Liberi di scegliere diventa un libro ed entra nelle scuole

“Alla fine di questo percorso professionale ho sentito l’esigenza di lasciare una traccia emotiva. Quest’ultimo libro l’ho scritto con Monica Zapelli, che è anche la sceneggiatrice del film, con l’obiettivo di lasciare anche una traccia culturale ed emotiva di questo percorso. È destinato prevalentemente ai ragazzi della scuola. È un racconto autobiografico della mia esperienza ma anche una storia di emozioni e relazioni in un territorio di frontiera, e contiene racconti storie di ragazzi che non ce l’hanno fatta ma anche di persone che si sono emancipate da quei contesti. L’obiettivo è anche storicizzare gli interventi, raccontare quello che è successo in questi 25 anni con la speranza di evitare ai ragazzi che lo leggeranno le sofferenze patite dai coetanei”.

“Ci siamo accorti come Tribunale per i minorenni che non potevano muoverci da soli. Abbiamo cercato di dialogare con il territorio e con le associazioni, innanzitutto con Libera che ci sta dando una grande mano soprattutto con i ragazzi che sono fuori dal territorio. Ma ci stiamo muovendo anche con l’Unicef e con le associazioni locali, Biesse, Fondazione Scopelliti e Agape, con la dott.ssa Bruna Siviglia abbiamo siglato un protocollo mirato ai ragazzi delle scuole. Prendendo spunto da una circolare diramata dal Ministero dell’Istruzione, partner del protocollo Liberi di scegliere, abbiamo deciso di andare nelle scuole per parlare proprio di ndrangheta, del protocollo e del film. Il libro sta diventando un’occasione importante, perché si sdogana un tabù, possiamo parlare di ndrangheta attraverso le storie dei ragazzi e questo tocca le loro corde emotive”.

Adesso il progetto ha subito uno stop per via dell’emergenza sanitaria in atto. I primi studenti ad aver partecipato al progetto sono stati i liceali degli Scientifici, “Da Vinci” e “Volta”. Poi il Liceo Linguistico, il Piria e via via tante altre scuole. ma la novità è che il progetto sarà “esportato” in tutta Italia.

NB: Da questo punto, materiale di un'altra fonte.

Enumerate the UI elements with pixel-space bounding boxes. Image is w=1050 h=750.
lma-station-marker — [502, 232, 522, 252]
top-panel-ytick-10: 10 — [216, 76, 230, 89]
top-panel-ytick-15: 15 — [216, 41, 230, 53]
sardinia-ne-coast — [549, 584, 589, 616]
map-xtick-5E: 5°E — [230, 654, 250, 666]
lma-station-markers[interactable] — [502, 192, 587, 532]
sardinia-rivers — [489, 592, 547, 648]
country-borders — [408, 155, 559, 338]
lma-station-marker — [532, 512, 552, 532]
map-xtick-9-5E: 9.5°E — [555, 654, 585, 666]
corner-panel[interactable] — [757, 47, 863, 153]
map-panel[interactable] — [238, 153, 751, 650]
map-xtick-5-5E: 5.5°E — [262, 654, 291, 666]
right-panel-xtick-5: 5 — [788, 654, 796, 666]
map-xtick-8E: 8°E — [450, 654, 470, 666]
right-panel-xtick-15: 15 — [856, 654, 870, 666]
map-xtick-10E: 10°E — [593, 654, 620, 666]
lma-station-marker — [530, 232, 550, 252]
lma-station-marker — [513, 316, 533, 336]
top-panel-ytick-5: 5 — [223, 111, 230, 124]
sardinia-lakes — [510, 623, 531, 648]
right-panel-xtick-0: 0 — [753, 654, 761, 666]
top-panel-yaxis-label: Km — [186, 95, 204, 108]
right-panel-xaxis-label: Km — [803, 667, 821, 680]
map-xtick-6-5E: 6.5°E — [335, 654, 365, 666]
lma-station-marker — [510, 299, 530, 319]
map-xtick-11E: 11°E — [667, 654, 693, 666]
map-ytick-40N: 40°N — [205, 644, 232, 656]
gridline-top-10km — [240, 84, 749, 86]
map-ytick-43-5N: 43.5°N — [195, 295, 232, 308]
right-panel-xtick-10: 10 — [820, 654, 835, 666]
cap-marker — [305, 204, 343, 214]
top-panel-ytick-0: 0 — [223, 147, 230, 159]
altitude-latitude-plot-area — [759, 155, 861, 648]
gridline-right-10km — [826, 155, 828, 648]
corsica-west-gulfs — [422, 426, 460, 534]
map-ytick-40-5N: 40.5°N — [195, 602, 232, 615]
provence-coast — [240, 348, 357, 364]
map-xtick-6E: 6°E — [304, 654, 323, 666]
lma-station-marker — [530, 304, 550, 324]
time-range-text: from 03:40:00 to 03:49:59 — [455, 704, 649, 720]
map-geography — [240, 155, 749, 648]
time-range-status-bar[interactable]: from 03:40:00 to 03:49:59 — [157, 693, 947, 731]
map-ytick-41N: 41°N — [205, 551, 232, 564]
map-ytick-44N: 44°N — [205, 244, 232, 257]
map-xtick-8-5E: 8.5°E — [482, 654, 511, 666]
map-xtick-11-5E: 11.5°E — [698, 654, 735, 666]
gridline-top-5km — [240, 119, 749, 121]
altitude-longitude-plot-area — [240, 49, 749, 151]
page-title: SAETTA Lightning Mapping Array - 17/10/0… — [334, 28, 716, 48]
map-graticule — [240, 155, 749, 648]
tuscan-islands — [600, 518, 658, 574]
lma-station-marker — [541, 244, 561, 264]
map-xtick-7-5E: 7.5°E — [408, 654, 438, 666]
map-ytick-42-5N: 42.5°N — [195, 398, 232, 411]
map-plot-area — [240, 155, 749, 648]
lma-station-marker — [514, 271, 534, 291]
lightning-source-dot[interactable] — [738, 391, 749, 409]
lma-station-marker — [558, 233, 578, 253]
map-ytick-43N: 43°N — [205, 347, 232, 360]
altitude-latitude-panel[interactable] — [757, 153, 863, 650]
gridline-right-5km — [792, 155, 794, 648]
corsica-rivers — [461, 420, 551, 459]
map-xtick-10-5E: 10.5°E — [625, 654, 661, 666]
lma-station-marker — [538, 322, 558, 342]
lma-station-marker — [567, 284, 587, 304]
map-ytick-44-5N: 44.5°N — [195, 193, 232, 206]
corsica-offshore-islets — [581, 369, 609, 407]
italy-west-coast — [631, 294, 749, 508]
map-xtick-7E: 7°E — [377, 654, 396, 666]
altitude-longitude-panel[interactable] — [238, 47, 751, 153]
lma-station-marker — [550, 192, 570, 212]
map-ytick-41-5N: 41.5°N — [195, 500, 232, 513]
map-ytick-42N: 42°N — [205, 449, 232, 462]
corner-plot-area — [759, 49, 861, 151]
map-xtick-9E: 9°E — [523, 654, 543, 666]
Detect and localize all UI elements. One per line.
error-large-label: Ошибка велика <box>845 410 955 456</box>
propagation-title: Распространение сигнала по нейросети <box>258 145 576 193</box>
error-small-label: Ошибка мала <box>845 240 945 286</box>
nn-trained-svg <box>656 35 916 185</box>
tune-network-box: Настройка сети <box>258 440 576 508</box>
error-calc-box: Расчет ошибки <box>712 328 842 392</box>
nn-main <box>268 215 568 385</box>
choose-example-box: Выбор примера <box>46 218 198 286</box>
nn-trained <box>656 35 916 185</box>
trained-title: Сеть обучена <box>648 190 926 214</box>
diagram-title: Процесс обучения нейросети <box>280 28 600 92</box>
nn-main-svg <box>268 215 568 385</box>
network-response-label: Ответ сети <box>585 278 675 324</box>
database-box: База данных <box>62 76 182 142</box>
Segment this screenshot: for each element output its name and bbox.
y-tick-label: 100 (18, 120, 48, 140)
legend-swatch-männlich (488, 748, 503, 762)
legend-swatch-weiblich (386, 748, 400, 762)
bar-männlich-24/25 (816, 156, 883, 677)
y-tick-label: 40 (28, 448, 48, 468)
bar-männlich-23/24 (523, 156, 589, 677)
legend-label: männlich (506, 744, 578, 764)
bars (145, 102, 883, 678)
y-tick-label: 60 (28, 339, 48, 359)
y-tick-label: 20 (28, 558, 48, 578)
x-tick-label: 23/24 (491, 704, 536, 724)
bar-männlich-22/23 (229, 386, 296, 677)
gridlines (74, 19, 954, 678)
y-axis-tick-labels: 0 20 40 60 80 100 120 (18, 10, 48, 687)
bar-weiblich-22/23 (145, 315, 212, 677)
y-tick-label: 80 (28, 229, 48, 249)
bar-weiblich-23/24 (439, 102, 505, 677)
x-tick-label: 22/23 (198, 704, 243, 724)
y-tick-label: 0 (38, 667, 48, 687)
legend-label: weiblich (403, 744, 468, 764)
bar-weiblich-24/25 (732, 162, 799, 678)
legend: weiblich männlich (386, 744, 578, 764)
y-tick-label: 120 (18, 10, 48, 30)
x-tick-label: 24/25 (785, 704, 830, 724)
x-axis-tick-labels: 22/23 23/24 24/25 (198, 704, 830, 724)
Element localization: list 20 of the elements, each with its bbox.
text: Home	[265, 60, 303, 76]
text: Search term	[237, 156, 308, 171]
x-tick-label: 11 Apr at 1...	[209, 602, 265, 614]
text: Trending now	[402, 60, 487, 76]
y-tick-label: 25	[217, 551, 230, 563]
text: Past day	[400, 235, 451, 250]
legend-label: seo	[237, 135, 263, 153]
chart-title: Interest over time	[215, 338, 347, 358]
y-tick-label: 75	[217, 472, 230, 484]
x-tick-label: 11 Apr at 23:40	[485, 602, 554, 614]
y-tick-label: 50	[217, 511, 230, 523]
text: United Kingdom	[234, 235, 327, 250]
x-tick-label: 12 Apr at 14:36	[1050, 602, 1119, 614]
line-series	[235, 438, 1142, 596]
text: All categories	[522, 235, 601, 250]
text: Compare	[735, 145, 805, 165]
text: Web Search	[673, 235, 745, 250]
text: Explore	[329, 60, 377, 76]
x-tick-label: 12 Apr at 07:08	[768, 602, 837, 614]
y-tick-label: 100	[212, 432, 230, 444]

“Dal prossimo anno partiranno degli incontri di formazione che coinvolgeranno magistrati, Libera, l’associazione Biesse, che ci sta dando una grande mano sul territorio reggino e non solo. Parleremo della ndrangheta e del progetto Liberi di scegliere ovunque. Se ne parlerà in tutte le regioni d’Italia con programmazioni strutturate sulle esigenze dei singoli territori. Si prepareranno anche gli insegnanti, che è una cosa fondamentale, perché la scuola deve essere il primo presidio di legalità, noi come Tribunale interveniamo soltanto su situazioni patologiche, facciamo cioè un intervento di prevenzione secondaria. Io ricordo sempre che la Convenzione di New York sui diritti del fanciullo dedica alla scuola un articolo molto importante, che recita che la scuola deve far diventare il fanciullo un membro utile della società e deve svilupparne il senso di responsabilità morale e sociale. E allora se in tutto il Meridione d’Italia da quasi un secolo imperversano le stesse organizzazioni criminali, c’è una diffusa cultura del malaffare vuol dire che anche la scuola negli anni non ha adempiuto esattamente alla sua funzione istituzionale”.

All’interno del progetto, è stato indetto un concorso in cui saranno premiati gli studenti che avranno scritto i temi più significativi con delle borse di studio finanziati dall’associazione Biesse e dai proventi del ricavato del libro.

L’augurio

“Auguro ogni bene ai reggini e a Reggio, città dalle tante contraddizioni ma che mi è rimasta nel cuore. Ho incontrato, si, la ndrangheta, ma anche tante persone meravigliose. La società civile sta crescendo e anche trasmissioni come questa vanno nelle direzione giusta che è quella del parlare di questo argomento che non deve essere tabù, le scuole stanno rispondendo più del passato, c’è una crescita della società civile, io dico, ce la faremo”.